Where to put the CSS

Once I have tested the CSS I then need to put it somewhere. There are also sorts of nooks and crannies in WordPress to tuck CSS. But, if I ever want to find it again, and not go insane looking for it, I always put all my CSS in one of two places: the custom CSS window on the appearance menu if I’m not using a child theme or in the styles.css file in the child theme if I am using one.

There is a very powerful extension to this process using SASS/SCSS. This uses a variation on CSS to provide some traditional programming constructs such as nested selectors, variables and function-like things. This code is then run through a pre-processor to generate CSS files.


CSS Development Workflow

As outlined above my CSS workflow is:

  1. use the dev panel to locate the css I need to change
  2. write changes, tests and additions in the dev panel
  3. copy these to a stylish configuration
  4. test it across the site
  5. move it to custom css or styles.css

A word about specificity. Normally the rule of thumb with CSS is to use the least specific CSS that you can get away with. I do the opposite in large environments like WordPress (or Moodle) where I haven’t written most of the CSS and other code, and where I don’t know what I might break with low-specificity css.
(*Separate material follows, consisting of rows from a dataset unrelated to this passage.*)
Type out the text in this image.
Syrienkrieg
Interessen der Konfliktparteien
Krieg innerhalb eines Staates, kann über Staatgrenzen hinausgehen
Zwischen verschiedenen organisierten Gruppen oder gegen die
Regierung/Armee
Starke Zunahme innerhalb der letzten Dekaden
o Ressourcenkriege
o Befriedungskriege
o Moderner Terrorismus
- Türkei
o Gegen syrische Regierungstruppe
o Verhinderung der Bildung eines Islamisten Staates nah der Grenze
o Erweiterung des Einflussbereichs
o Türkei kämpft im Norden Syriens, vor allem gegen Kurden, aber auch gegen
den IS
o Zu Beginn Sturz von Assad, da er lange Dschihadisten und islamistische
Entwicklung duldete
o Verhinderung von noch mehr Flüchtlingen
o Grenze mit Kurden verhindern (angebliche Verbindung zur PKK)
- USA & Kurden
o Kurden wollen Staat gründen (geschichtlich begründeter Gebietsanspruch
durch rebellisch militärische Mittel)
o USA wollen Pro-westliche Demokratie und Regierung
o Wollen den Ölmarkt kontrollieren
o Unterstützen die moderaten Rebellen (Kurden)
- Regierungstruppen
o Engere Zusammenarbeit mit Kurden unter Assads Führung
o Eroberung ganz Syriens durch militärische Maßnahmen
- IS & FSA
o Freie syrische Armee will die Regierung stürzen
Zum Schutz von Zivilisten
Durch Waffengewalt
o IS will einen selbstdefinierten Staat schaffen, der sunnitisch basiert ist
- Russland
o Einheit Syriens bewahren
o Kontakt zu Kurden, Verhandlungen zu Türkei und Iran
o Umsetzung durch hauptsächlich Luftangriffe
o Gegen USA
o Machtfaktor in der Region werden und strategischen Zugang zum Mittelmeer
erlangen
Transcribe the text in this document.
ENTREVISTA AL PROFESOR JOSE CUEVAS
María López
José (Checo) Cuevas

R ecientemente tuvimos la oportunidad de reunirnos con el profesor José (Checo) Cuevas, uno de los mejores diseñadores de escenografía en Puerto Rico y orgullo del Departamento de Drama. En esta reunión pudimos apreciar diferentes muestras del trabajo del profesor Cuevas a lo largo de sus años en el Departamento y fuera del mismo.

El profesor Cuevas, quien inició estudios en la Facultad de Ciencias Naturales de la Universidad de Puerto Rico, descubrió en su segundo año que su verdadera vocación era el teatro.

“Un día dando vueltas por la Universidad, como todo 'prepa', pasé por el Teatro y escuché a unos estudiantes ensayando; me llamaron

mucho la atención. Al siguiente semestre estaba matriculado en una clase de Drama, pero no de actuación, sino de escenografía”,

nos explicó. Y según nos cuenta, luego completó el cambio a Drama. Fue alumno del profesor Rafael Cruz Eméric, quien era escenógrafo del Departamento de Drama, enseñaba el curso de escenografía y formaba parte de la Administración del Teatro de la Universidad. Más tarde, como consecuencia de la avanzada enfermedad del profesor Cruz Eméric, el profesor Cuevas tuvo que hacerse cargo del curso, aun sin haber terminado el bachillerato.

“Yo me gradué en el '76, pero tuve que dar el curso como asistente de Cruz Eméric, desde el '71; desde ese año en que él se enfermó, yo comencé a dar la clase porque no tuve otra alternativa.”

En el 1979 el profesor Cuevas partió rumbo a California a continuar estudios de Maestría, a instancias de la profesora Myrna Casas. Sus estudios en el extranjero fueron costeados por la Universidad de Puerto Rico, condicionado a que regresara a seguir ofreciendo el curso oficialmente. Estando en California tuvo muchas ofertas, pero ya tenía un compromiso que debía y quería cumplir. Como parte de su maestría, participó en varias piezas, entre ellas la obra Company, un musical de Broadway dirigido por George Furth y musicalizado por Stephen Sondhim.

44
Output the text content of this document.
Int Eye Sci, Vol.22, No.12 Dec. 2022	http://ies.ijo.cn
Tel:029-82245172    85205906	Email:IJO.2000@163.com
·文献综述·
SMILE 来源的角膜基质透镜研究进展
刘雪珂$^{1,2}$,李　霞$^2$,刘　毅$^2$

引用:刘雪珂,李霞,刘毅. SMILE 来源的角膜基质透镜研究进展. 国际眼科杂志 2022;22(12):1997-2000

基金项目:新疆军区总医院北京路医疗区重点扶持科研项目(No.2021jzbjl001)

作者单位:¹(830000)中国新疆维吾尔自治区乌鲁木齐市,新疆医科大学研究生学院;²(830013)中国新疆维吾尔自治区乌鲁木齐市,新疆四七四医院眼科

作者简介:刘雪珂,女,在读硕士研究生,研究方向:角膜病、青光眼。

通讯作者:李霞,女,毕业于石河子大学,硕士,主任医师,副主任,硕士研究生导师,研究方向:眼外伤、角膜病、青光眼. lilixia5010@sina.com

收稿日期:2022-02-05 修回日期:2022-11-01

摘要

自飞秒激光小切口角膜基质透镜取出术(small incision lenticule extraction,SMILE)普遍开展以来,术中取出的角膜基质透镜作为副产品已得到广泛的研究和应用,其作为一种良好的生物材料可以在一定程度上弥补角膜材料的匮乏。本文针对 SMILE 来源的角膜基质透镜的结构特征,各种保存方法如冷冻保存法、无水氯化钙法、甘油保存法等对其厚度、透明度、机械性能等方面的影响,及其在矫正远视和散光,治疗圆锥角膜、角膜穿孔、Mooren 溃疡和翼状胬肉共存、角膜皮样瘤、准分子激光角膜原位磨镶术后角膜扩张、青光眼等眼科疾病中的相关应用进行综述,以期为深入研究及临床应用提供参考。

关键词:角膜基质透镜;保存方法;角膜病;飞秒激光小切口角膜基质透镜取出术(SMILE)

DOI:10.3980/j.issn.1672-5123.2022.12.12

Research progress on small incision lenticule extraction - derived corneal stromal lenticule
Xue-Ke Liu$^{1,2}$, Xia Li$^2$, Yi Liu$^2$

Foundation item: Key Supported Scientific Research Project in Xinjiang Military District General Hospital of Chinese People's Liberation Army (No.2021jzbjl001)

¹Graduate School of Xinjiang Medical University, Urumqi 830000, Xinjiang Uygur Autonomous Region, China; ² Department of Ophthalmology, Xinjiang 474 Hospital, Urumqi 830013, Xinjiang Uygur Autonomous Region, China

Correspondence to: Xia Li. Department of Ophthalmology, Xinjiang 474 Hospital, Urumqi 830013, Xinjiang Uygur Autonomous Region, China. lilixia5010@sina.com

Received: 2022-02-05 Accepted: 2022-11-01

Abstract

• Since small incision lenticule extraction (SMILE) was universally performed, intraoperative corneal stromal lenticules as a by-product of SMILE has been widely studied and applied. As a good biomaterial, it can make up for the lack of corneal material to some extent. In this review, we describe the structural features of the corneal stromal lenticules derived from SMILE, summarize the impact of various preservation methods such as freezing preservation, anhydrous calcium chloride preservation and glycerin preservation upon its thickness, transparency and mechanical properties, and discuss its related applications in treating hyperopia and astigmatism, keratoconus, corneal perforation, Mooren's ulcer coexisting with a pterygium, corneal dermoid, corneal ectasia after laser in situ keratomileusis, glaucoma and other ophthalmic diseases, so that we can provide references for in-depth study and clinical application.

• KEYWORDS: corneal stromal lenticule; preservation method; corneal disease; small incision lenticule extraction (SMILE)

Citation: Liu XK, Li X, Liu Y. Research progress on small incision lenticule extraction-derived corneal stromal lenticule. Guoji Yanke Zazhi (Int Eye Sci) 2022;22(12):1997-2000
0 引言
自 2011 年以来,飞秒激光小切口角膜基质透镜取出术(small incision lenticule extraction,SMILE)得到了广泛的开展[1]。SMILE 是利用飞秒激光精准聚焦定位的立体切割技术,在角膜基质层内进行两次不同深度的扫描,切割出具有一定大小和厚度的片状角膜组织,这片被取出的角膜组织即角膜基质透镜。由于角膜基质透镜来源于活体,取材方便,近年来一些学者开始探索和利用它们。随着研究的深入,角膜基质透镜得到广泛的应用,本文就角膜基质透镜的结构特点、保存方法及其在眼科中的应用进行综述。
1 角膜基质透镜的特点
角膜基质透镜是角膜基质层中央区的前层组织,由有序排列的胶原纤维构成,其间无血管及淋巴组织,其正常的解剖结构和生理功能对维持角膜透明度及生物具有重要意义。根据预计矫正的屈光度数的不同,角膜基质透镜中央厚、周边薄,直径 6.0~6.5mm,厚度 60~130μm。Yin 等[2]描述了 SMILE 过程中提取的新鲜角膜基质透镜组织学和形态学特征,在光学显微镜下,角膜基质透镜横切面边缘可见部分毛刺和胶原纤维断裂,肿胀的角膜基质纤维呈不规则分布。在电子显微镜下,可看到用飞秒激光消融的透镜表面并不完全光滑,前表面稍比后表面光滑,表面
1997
In particular, I try to be specific enough with my css that I know it only applies to the things that I know about and want to change. This often involves two or three classes, my own custom classes and sometimes IDs. (Oh stop shaking your heads, it’s a survival strategy.)

Git Development/Deployment workflow

Another element of workflow that I have started using that works quite handily is a Git-based deployment workflow. It goes like this:

  1. I create some crappy code or overly specific CSS
  2. I create a local git commit following the commit description rule of thumb: don’t describe what you did (the code will generally tell you that anyway), describe why you did it.
  3. I push that commit up to Github or other remote repo
  4. SSH into the production server
  5. Using a Git deployment ssh key created on the production server and registered with the git repo, I sudo -u www-data git pull in the target directory. Typically I’m working with apache servers and everything is owned by the www-data account. (If you are a *nix head I found a nifty article on avoiding repeated sudo-ing. Also, if you use iTerm2 and 1Password in an OSX environment there another nifty project called sudo-like-a-boss that lets  you call up a 1Password window to drop your sudo password in an iTerm window when you need it. Email me if you want the skinny on either of these two things.)
  6. With two terminal tabs open it takes seconds to commit locally, push the changes to a remote server and pull the changes to a production server.